At SNHU, Cullen has participated in numerous university committees including the University Curriculum Committee, School of Arts & Science Curriculum Committee, School of Arts & Sciences Strategic Planning Committee, and Faculty Senate. He also served as President of the SNHU Professional Employees Association (SNHUPEA). He has been awarded Faculty Development Travel Grants (2011 and 2012) and a Charles Koch Foundation Grant (2017) for research in the field of over criminalization. In addition, he is Founder and Director of the Institute for Justice & Human Rights. Cullen is a member in good standing of the Massachusetts Bar. He has presented scholarly papers nationally and internationally and served as a consulting reviewer for both academic journals and textbook publishers.
Craig H. Wiggin
Assistant Professor, Co-Chair (Justice Studies)

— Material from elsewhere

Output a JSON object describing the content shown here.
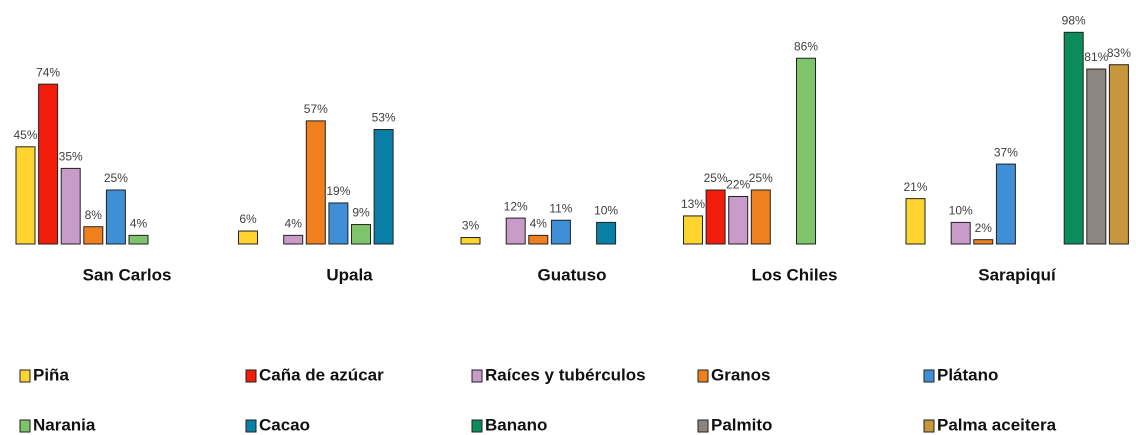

Craig Wiggin is an Assistant Professor of Justice Studies at Southern New Hampshire University. His time at SNHU began in 2013, when he served as an adjunct professor on the Manchester campus. There, he began teaching Justice Studies courses to undergraduates both in the classroom and online, and worked with his students to assist with their academic and career planning.
Wiggin is an excellent justice studies resource, having served with the Belknap County Sherriff's Department since 2007. As High Sherriff, Wiggin leads an organization of 55 sworn and civilian personnel, and is responsible for a wide range of law enforcement operations. Wiggin's prior experience includes serving in the Risk Management Division of Meredith Village Savings Bank, and as Director of Law Enforcement Operations with Sig Sauer, Inc. He was also the Major-Commander of the Field Operations Bureau in the New Hampshire Department of Safety from 1984 to 2005.

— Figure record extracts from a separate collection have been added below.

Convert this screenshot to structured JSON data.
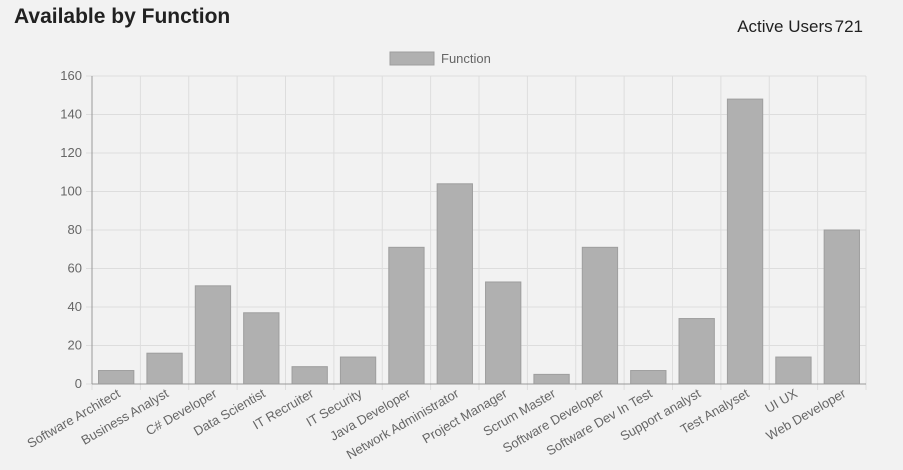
{
  "header": {
    "title": "Available by Function",
    "active_users_label": "Active Users",
    "active_users_count": "721"
  },
  "colors": {
    "bar_fill": "#b0b0b0",
    "bar_stroke": "#9e9e9e",
    "grid": "#dddddd",
    "axis": "#999999",
    "text": "#666666"
  },
  "chart_data": {
    "type": "bar",
    "title": "",
    "xlabel": "",
    "ylabel": "",
    "ylim": [
      0,
      160
    ],
    "yticks": [
      0,
      20,
      40,
      60,
      80,
      100,
      120,
      140,
      160
    ],
    "grid": true,
    "legend_position": "top-center",
    "categories": [
      "Software Architect",
      "Business Analyst",
      "C# Developer",
      "Data Scientist",
      "IT Recruiter",
      "IT Security",
      "Java Developer",
      "Network Administrator",
      "Project Manager",
      "Scrum Master",
      "Software Developer",
      "Software Dev In Test",
      "Support analyst",
      "Test Analyset",
      "UI UX",
      "Web Developer"
    ],
    "series": [
      {
        "name": "Function",
        "values": [
          7,
          16,
          51,
          37,
          9,
          14,
          71,
          104,
          53,
          5,
          71,
          7,
          34,
          148,
          14,
          80
        ]
      }
    ]
  }
}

Outside of work, Wiggin belongs to the Meredith, NH Rotary Club and the Lakes Region Partnership for Public Health. He works with the NH Special Olympics, the Salvation Army Fundraising Committee, and a number of other nonprofit and charitable organizations.
Wiggin holds an A.S. and B.S. in Criminal Justice from Saint Anselm College in Goffstown, NH, a Certificate in Criminal Justice from the University of Virginia, and a Master's of Education from Plymouth State University. In addition, he participated in the 239th session of the FBI National Academy and has received extensive in-service training through his law enforcement roles.
Lisa Speropolous Ph.D.
After serving as an adjunct professor at the University of New Hampshire in 2016 and 2017, Dr. Lisa Speropolous joined SNHU as an assistant professor in the justice studies department. She previously worked with SNHU Online as a team lead for sociology, political science and anthropology, and worked as an adjunct faculty member during that time. She has also previously spent time as an adjunct faculty member with North Shore Community College in Danvers, MA.

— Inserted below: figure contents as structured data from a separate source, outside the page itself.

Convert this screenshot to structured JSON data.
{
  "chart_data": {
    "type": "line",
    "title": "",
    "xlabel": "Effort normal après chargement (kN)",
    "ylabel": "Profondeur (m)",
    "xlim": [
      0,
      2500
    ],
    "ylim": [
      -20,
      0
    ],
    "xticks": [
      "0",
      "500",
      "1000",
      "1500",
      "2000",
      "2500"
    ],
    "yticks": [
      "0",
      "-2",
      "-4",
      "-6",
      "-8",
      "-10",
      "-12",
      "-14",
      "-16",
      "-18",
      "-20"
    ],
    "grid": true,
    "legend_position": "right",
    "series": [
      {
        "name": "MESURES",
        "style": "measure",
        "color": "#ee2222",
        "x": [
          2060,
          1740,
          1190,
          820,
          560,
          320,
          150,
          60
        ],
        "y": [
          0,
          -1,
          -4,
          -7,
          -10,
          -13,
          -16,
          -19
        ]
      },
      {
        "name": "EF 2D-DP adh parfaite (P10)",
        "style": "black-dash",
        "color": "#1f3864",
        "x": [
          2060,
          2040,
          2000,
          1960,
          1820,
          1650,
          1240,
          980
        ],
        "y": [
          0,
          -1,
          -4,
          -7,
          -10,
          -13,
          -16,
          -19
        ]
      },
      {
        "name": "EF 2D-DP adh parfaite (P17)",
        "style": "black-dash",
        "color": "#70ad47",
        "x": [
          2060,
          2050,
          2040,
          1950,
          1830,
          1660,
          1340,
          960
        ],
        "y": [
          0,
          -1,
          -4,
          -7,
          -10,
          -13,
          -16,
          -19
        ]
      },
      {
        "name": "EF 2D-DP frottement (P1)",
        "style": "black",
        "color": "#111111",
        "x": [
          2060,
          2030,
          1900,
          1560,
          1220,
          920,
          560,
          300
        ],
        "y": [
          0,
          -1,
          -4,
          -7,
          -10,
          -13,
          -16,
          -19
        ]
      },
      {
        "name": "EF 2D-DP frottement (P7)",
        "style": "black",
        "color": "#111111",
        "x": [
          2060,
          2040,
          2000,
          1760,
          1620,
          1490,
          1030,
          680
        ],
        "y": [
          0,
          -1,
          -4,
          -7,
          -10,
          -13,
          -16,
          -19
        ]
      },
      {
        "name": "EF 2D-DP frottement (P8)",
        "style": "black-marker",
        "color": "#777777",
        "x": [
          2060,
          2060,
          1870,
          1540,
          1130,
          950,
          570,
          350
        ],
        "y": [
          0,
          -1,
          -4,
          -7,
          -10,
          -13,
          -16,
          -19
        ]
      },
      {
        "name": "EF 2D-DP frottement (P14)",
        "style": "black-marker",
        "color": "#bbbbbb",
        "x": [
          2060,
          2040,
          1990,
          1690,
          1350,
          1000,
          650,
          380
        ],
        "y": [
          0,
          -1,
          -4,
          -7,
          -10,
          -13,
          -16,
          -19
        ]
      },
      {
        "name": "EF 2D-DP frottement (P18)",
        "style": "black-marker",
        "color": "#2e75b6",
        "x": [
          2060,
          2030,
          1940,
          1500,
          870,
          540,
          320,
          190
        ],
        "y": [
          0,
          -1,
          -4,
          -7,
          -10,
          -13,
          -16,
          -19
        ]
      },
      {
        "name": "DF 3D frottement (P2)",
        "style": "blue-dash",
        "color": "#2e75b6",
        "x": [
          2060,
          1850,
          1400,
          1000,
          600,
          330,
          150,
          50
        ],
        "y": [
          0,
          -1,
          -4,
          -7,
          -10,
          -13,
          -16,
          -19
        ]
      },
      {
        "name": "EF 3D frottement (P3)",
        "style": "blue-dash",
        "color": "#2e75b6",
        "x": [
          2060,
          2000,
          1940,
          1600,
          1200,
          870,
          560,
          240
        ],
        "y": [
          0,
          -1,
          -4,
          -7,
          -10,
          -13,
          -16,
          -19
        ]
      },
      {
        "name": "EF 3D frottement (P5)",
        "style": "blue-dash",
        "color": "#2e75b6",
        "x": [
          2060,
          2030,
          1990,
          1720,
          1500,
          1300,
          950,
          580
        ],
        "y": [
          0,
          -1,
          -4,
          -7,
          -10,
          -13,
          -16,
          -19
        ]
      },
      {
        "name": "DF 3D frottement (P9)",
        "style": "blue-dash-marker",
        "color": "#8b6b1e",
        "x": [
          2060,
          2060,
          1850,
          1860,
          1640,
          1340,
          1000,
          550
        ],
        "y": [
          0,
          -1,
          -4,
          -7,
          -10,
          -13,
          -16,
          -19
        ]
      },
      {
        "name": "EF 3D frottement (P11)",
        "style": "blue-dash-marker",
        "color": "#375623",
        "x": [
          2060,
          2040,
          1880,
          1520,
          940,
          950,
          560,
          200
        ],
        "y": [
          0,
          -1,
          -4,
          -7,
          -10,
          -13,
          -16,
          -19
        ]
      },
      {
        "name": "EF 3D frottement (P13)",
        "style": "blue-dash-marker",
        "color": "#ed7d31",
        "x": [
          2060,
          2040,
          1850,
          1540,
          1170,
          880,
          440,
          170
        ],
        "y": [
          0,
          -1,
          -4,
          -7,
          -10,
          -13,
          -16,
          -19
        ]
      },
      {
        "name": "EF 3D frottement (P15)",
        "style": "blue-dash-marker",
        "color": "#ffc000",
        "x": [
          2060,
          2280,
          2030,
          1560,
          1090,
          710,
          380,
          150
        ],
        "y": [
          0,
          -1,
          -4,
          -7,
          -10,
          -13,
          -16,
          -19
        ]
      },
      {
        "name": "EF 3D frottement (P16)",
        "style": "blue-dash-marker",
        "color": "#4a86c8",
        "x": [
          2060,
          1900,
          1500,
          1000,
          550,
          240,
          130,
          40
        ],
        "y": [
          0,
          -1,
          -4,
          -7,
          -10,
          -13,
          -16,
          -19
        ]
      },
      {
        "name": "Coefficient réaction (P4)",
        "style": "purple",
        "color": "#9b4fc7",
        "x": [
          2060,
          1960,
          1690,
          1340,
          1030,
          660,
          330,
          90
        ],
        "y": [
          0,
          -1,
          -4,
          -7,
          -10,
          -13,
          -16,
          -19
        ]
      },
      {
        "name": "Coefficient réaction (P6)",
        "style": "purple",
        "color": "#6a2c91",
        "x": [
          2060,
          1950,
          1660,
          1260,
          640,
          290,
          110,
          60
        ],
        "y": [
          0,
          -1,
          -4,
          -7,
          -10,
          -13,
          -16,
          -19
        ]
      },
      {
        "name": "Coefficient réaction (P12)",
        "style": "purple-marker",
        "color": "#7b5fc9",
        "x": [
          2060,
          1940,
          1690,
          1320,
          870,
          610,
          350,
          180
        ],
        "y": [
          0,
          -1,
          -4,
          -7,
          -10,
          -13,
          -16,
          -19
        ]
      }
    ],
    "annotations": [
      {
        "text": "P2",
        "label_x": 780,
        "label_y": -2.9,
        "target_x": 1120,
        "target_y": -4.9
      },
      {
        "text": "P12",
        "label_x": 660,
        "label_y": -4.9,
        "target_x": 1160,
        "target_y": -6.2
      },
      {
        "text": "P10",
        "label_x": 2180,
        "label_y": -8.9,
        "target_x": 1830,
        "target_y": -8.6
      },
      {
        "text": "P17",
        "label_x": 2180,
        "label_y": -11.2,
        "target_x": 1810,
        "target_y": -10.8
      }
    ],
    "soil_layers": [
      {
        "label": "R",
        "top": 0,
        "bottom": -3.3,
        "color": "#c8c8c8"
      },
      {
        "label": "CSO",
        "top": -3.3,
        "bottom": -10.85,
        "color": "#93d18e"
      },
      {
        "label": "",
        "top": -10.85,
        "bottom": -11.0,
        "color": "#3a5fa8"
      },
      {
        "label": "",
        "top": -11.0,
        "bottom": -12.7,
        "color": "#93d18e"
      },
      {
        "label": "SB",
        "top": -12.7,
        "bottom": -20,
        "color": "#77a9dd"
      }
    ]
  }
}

Dr. Speropolous earned her Doctor of Philosophy in Sociology from the University of New Hampshire. Her substantive area was in crime and conflict and her dissertation was titled “Effects of a STEAM Focused Education Program on Students’ Academic Performance, Engagement in Risk-Taking Behaviors, and Perceptions of College and Career Readiness.” She earned her MS in Criminal Justice from Northeastern University, and her BA in Psychology from the University of New Hampshire.